Para hacer la secuela, “Sangre de mi sangre”, Ciccia se la pasó viendo fotos de Emanuel Soriano (Montana, en la ficción) cuando era pequeño e imaginando que él era su hijo. “Cuando uno tiene hijos no es difícil entender lo doloroso que puede ser la pérdida de uno. Eso, además de mucha música, fue nutriendo mi trabajo, pero es un proceso largo y lleno de detalles”.
En "En el nombre del padre", la cinta con la que se concluye la trilogía, Django es un hombre que no se deja controlar por sus instintos, sabiduría que le han dado los años. La resolución de su vida es que mejor les va a quienes ama cuando está lejos, pero aunque sabe que es verdad, también sabe la contradicción que supone la ausencia de un padre. Salvador, ahora, es la nueva víctima.
–¿POR QUÉ ME HAS ABANDONADO?–
Salvador (Brando Gallesi) es respetado en la calle. La gente del Callao saben quién es: hijo de Django, la leyenda; hermano de Montana, el respetado sicario; el que mató al Chamaco, otro temible sicario; y un buen contrincante en las peleas ilegales. "Por no haber tenido a su hermano o a su papá, le tocó vivir en la calle y se ha vuelto un chico muy diferente al que solía ser –cuenta Gallesi–. Pero no es un delincuente, sigue teniendo la misma esencia, sigue viviendo con su mamá, pero ahora es más callejero y está metido en cosas ilegales".

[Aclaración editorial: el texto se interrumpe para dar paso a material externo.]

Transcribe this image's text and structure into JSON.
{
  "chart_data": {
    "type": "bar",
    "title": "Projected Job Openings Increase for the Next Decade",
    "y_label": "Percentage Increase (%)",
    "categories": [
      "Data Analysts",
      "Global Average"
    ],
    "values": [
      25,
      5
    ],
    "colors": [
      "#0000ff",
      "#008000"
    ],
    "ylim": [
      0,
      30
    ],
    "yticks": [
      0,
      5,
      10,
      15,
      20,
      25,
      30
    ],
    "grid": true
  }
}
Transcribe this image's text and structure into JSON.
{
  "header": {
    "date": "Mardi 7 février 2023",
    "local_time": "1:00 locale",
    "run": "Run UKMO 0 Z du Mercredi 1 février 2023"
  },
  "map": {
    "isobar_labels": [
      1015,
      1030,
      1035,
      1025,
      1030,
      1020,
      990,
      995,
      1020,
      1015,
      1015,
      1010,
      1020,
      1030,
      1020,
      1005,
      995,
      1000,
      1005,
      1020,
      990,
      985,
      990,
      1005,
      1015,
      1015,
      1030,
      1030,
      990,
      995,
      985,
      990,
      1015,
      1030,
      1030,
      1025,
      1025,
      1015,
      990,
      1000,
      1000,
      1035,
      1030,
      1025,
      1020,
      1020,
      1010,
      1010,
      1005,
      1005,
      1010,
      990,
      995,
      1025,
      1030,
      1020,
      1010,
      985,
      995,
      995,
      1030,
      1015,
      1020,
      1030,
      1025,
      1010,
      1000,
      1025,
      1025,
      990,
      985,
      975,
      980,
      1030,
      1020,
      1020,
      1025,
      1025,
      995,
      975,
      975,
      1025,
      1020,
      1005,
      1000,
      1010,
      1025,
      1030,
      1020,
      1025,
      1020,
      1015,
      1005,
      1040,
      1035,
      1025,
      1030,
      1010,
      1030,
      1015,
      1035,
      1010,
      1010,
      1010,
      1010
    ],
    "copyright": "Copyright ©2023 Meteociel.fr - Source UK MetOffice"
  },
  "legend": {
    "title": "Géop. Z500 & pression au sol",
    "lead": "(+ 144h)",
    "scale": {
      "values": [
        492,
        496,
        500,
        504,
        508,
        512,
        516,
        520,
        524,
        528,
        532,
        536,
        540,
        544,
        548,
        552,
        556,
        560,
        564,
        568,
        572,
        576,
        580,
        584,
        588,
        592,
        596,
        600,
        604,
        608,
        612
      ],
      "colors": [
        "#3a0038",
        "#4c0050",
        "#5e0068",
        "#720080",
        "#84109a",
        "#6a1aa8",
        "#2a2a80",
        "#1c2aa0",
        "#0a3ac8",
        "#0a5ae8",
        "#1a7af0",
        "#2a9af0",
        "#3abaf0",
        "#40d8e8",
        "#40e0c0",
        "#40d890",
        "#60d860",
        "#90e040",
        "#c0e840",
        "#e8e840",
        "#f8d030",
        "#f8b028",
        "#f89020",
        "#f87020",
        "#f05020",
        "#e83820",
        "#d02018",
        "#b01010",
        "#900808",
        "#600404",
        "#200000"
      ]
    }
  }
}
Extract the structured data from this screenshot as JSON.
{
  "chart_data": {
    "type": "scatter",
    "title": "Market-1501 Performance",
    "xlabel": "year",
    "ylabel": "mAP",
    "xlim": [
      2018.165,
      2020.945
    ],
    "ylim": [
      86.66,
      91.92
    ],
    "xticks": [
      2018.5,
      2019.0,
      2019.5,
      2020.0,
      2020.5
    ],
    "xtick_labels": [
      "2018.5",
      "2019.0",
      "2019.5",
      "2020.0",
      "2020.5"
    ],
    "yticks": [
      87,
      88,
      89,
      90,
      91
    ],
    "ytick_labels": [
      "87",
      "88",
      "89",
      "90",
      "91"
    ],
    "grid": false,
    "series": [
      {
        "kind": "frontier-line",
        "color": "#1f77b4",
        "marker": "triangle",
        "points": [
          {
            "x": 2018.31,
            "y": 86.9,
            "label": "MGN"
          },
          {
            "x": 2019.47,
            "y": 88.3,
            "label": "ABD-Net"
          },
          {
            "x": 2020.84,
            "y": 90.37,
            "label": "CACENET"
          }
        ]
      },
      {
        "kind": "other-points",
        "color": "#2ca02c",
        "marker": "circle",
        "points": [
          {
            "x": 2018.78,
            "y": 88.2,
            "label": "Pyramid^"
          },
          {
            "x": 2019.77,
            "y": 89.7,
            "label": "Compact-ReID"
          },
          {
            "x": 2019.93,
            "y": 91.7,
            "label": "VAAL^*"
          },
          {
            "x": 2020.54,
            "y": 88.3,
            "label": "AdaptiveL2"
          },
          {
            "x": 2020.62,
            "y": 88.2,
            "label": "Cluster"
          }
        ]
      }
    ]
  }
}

Gallesi anota que su personaje, a diferencia de Django y Montana, sí tiene esperanza para salvarse. "Puede vivir en un lugar jodido, su familia puede estar jodida, pero hay bondad en su corazón. Si bien él mató a Chamaco, lo hizo en defensa propia y para que no le hiciera nada a su mamá. Es verdad que después se cree un matón, pero quizás si le das la oportunidad de repetirlo no lo haría".
Pero lo que mueve a Salvador es la venganza, el querer recuperar a su sobrino, quien desapareció cuando Magda (Stephanie Orúe) traicionó a Montana y se fue del país. Su papá no está dispuesto a ayudarlo, por lo menos no en sus términos, así que él siente la necesidad de tomar el toro por las astas. Django, lastimosamente, no podrá convencerlo de desistir de sus planes.
Porque quizás la cruz de todos los González de esta película sea su testarudez y cómo, sin importar los argumentos o la realidad, sus impulsos cobran mayor valor. Resuenan entonces las palabras de Manuel Manco (Sergio Galliani), cuando capturó por primera vez a Django, quien altanero por la juventud se ufanó de haber resuelto su vida y la de los suyos.
–Tengo una buena casa, tengo a mi hijo en un buen colegio y mi calato nunca va a pasar hambre. Y si todo eso lo tengo que conseguir con un fierro, ¡qué chucha! Mi hijo va a ir a la universidad. ¡Va a ser alguien, carajo! No va a terminar como nosotros.
–Estás mal, compadre. Las cosas no son así –respondió Maco–. Si quieres salir adelante tienes que trabajar. Si no, ¿dónde está tu casa bonita? ¿Dónde está el colegio de tu hijo? Vas a ir preso. Ya no tienes nada y no eres ni mierda, ni papá ni esposo. Pero a mí nadie me va a quitar nada".
Las palabras de ‘Manolo’ marcaron el final de “Django: la otra cara" (2002) como una suerte de vaticinio de la terrible vida que le tocaría al pistolero. Django, en efecto, jamás pudo vivir tranquilo.